# How does the code work?


There are two different types of GRNN that can be used.

1. A model that learns from smiles fragments of equal length and predicts the next character of the sequence.
2. A model that learns from smiles fragments of different lengths and predicts the next character of the sequence

## Model 1


This model can be used in multiple ways.

### First way

The model is instantiated and the smiles strings are stored in the class directly.
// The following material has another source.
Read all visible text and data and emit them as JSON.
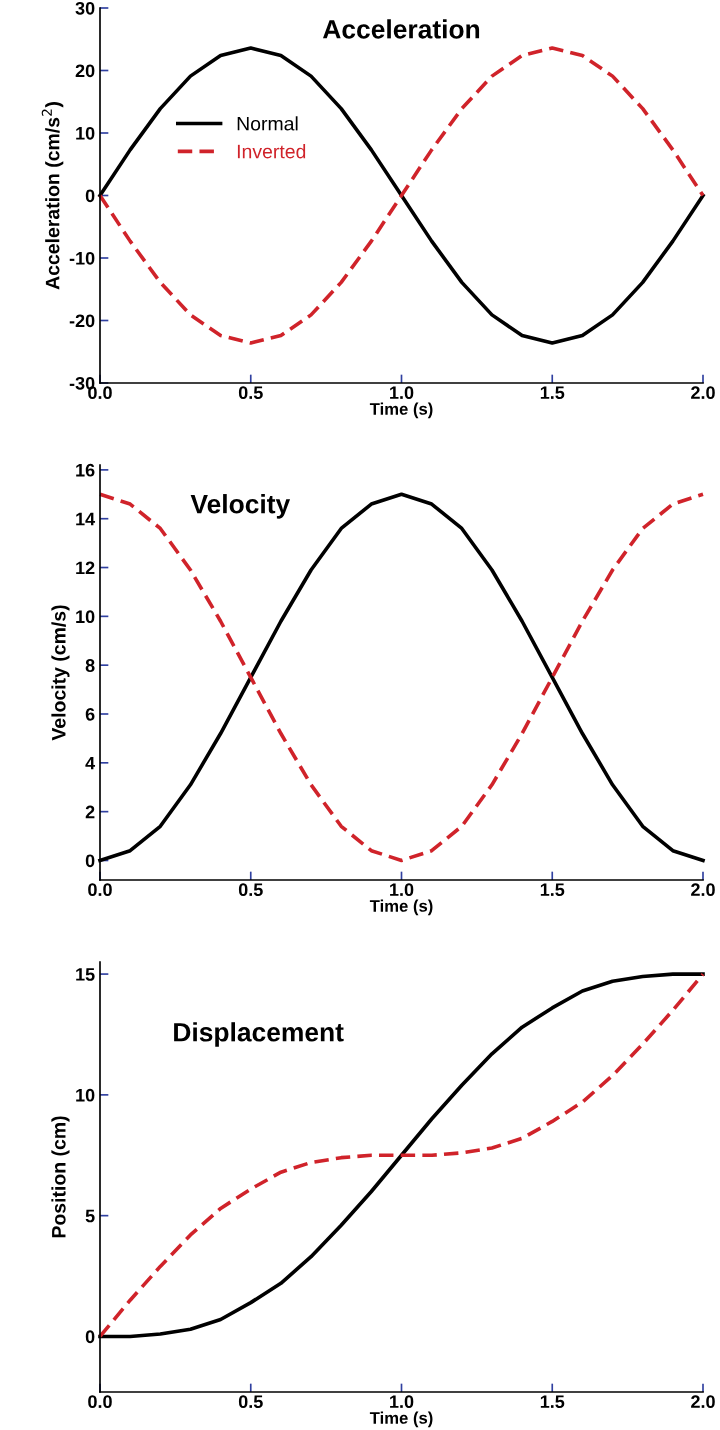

Then, one needs to pass the indices of the smiles strings that should be used for training. 

In [1]:
import sys
import os
sys.path.insert(0, os.path.abspath("/Volumes/Transcend/repositories/NovaData/models"))
import sklearn_models as sm

smiles = ["CC(=O)NC(CS)C(=O)Oc1ccc(NC(C)=O)cc1", "COc1ccc2CC5C3C=CC(O)C4Oc1c2C34CCN5C", "O=C(C)Oc1ccccc1C(=O)O"]
idx = [0, 1, 2]

estimator = sm.Model_1(smiles=smiles, window_length=10)
estimator.fit(idx)

Using TensorFlow backend.
  self.model.fit(X_hot, y_hot, batch_size=batch_size, verbose=1, nb_epoch=self.nb_epochs)


Epoch 1/4
Epoch 2/4
Epoch 3/4
Epoch 4/4


What happens when the estimator is instantiated with smiles strings? 
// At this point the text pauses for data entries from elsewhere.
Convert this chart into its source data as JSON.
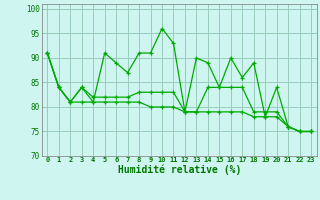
{
  "xlabel": "Humidité relative (%)",
  "background_color": "#cef5f0",
  "grid_color": "#99ccbb",
  "line_color": "#00aa00",
  "xlim": [
    -0.5,
    23.5
  ],
  "ylim": [
    70,
    101
  ],
  "yticks": [
    70,
    75,
    80,
    85,
    90,
    95,
    100
  ],
  "xticks": [
    0,
    1,
    2,
    3,
    4,
    5,
    6,
    7,
    8,
    9,
    10,
    11,
    12,
    13,
    14,
    15,
    16,
    17,
    18,
    19,
    20,
    21,
    22,
    23
  ],
  "series": [
    [
      91,
      84,
      81,
      84,
      81,
      91,
      89,
      87,
      91,
      91,
      96,
      93,
      79,
      90,
      89,
      84,
      90,
      86,
      89,
      78,
      84,
      76,
      75,
      75
    ],
    [
      91,
      84,
      81,
      84,
      82,
      82,
      82,
      82,
      83,
      83,
      83,
      83,
      79,
      79,
      84,
      84,
      84,
      84,
      79,
      79,
      79,
      76,
      75,
      75
    ],
    [
      91,
      84,
      81,
      81,
      81,
      81,
      81,
      81,
      81,
      80,
      80,
      80,
      79,
      79,
      79,
      79,
      79,
      79,
      78,
      78,
      78,
      76,
      75,
      75
    ]
  ]
}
1. The argumend `smiles` is checked to make sure it is a list of strings. 
2. The smiles strings are one-hot encoded. During this process, the following things are done:

    1. The unique characters present in the smiles strings are gathered and a dictionary is created that turns every character into an integer. This includes 'G', 'E' and 'A'.
    2. All molecules are modified so that they start with 'G' and end with 'E'.
    3. The smiles strings are then split into overlapping windows of length `window_length`. These constitute the 'X' part of the data set.
    4. For each window, the character that follows that window in the smile string is also stored. These constitute the 'Y' part of the data set.
    5. Both the X and Y part of the data set are one-hot encoded and *stored* in the class.
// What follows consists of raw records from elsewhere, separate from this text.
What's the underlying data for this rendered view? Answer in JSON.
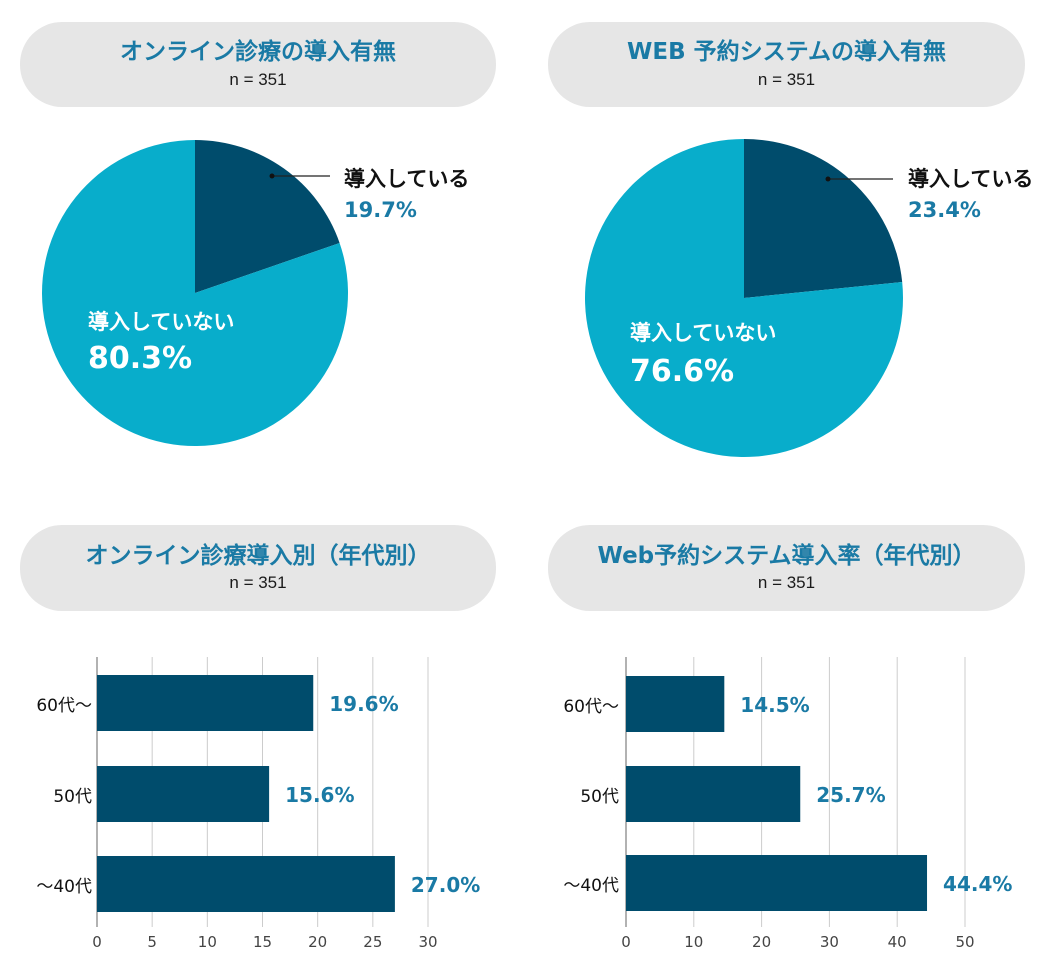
{
  "colors": {
    "dark": "#004c6c",
    "light": "#08adcb",
    "accent_text": "#1a7aa5",
    "axis": "#999999",
    "grid": "#cccccc"
  },
  "headers": [
    {
      "title": "オンライン診療の導入有無",
      "n": "n = 351"
    },
    {
      "title": "WEB 予約システムの導入有無",
      "n": "n = 351"
    },
    {
      "title": "オンライン診療導入別（年代別）",
      "n": "n = 351"
    },
    {
      "title": "Web予約システム導入率（年代別）",
      "n": "n = 351"
    }
  ],
  "chart_data": [
    {
      "type": "pie",
      "title": "オンライン診療の導入有無",
      "slices": [
        {
          "label": "導入している",
          "value": 19.7,
          "display": "19.7%"
        },
        {
          "label": "導入していない",
          "value": 80.3,
          "display": "80.3%"
        }
      ]
    },
    {
      "type": "pie",
      "title": "WEB 予約システムの導入有無",
      "slices": [
        {
          "label": "導入している",
          "value": 23.4,
          "display": "23.4%"
        },
        {
          "label": "導入していない",
          "value": 76.6,
          "display": "76.6%"
        }
      ]
    },
    {
      "type": "bar",
      "orientation": "horizontal",
      "title": "オンライン診療導入別（年代別）",
      "categories": [
        "60代〜",
        "50代",
        "〜40代"
      ],
      "values": [
        19.6,
        15.6,
        27.0
      ],
      "labels": [
        "19.6%",
        "15.6%",
        "27.0%"
      ],
      "xlim": [
        0,
        30
      ],
      "xticks": [
        0,
        5,
        10,
        15,
        20,
        25,
        30
      ],
      "grid": true
    },
    {
      "type": "bar",
      "orientation": "horizontal",
      "title": "Web予約システム導入率（年代別）",
      "categories": [
        "60代〜",
        "50代",
        "〜40代"
      ],
      "values": [
        14.5,
        25.7,
        44.4
      ],
      "labels": [
        "14.5%",
        "25.7%",
        "44.4%"
      ],
      "xlim": [
        0,
        50
      ],
      "xticks": [
        0,
        10,
        20,
        30,
        40,
        50
      ],
      "grid": true
    }
  ]
}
What happens when the estimator is fit to the data?

1. The fit method receives the indices of the smiles strings to use for training.
2. There is a check to make sure that there is data (smiles strings) stored in the class. 
3. Another function converts the indices passed as an argument (which correspond to entire smiles strings) to the indices of the overlapping windows.
4. Then, the windows that are needed for training are extracted from the data set and used for the fit.

In [2]:
predictions = estimator.predict(X=idx)

What happens when the predict function is called?

1. The argument `X` of the predict function is checked. For this estimator it cannot be None. In addition, when this estimator is used in this way, only indices can be passed, not new smiles strings.
2. The smiles corresponding to the indices are extracted and so are the windows corresponding to those smiles.
3. For each *smiles*, the first window is input into the model and the next character is predicted.
4. This character is then appended to the end of the initial window while the first character is dropped. 
5. Point 4 is repeated until either the character 'E' is produced or until the predicted smile has reached a length of 100.
6. The first and last character ('G' and 'E') of the predicted smiles are removed and the smiles are returned.